Percepción y Esencia de la Sustancia
El ser humano no puede percibir directamente la sustancia, sino solo sus atributos. Cada sustancia posee un atributo propio que constituye su esencia o naturaleza. Conocer este atributo sustancial es, por lo tanto, necesario y suficiente para conocer la sustancia.
Las Tres Sustancias Cartesianas
Según la metafísica cartesiana, existen tres tipos de sustancias:
El Yo o Sustancia Pensante (Res Cogitans)
Su atributo esencial es el pensamiento.
Las Cosas Materiales o Sustancia Extensa (Res Extensa)
Su atributo esencial es la extensión. Siguiendo la distinción de Galileo, Descartes diferencia dos tipos de cualidades dentro de la Res Extensa:
Cualidades Primarias
Son las cualidades que pueden expresarse matemáticamente: la extensión o volumen, el movimiento y la figura. Estas existen objetivamente, independientemente del sujeto. Solo a partir de ellas se obtiene el verdadero conocimiento.
Cualidades Secundarias
No existen objetivamente en las cosas, sino que son apreciaciones subjetivas (ejemplos: el olor, el calor, el sonido, etc.). Su función es básicamente utilitaria en la vida cotidiana. Las cualidades secundarias o sensaciones subjetivas nos enseñan lo que nos conviene y lo que nos perjudica, pero no nos proporcionan verdad sobre la naturaleza de las cosas, pues esto es propio y exclusivo de la razón.
Dios (Sustancia Infinita)
Su atributo esencial es la infinitud. Descartes presenta tres argumentos para demostrar su existencia9:
El Argumento de la Causalidad Aplicada a la Idea de Infinito
Para que una idea tenga una realidad objetiva, debe haberla recibido de alguna causa en la cual haya tanta realidad formal, por lo menos, cuanta realidad objetiva contiene la idea. La idea de un ser infinito no puede haber sido causada por mí mismo, puesto que soy finito.
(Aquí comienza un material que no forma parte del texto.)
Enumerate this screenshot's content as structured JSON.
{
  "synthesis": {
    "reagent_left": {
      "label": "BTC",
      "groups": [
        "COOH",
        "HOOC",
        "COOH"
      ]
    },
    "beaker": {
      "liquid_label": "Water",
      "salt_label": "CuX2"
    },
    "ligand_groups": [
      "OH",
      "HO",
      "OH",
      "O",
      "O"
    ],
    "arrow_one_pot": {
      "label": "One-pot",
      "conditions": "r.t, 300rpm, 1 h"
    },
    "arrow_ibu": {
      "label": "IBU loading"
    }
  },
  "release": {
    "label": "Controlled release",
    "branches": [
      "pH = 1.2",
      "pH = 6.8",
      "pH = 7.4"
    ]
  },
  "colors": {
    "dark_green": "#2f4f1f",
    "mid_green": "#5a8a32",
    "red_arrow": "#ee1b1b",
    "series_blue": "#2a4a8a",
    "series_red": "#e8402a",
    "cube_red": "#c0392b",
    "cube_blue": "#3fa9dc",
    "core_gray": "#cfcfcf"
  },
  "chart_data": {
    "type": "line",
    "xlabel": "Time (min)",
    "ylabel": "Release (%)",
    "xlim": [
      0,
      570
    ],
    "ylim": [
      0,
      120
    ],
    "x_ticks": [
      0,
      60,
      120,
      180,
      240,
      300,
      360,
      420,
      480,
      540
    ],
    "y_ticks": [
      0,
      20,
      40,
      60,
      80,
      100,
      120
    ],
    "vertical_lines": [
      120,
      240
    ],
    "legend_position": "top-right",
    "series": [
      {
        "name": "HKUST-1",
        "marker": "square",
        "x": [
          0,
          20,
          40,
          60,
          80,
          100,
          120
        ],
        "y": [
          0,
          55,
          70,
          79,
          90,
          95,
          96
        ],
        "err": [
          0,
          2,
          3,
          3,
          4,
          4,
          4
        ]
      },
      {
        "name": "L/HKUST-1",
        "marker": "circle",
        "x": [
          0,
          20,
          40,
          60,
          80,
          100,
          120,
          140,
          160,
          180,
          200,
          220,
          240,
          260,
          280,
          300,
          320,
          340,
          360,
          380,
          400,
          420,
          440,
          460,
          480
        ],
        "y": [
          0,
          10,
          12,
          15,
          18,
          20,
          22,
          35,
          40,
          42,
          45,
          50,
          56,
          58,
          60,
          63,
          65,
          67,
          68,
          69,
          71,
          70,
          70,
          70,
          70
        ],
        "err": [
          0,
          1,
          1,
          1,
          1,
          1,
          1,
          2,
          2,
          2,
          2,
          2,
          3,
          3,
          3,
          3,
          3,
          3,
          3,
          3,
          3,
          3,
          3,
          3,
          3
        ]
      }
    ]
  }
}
El Argumento de Dios como Causa de Mi Ser
Poseo la idea de perfección, pero no poseo la perfección que pudiera ser su causa. La causa de esta idea es alguien tan perfecto, al menos, como la idea de perfección que yo poseo.
El Argumento Ontológico de San Anselmo de Canterbury (siglo XI)
La idea misma de Dios es una prueba de su existencia.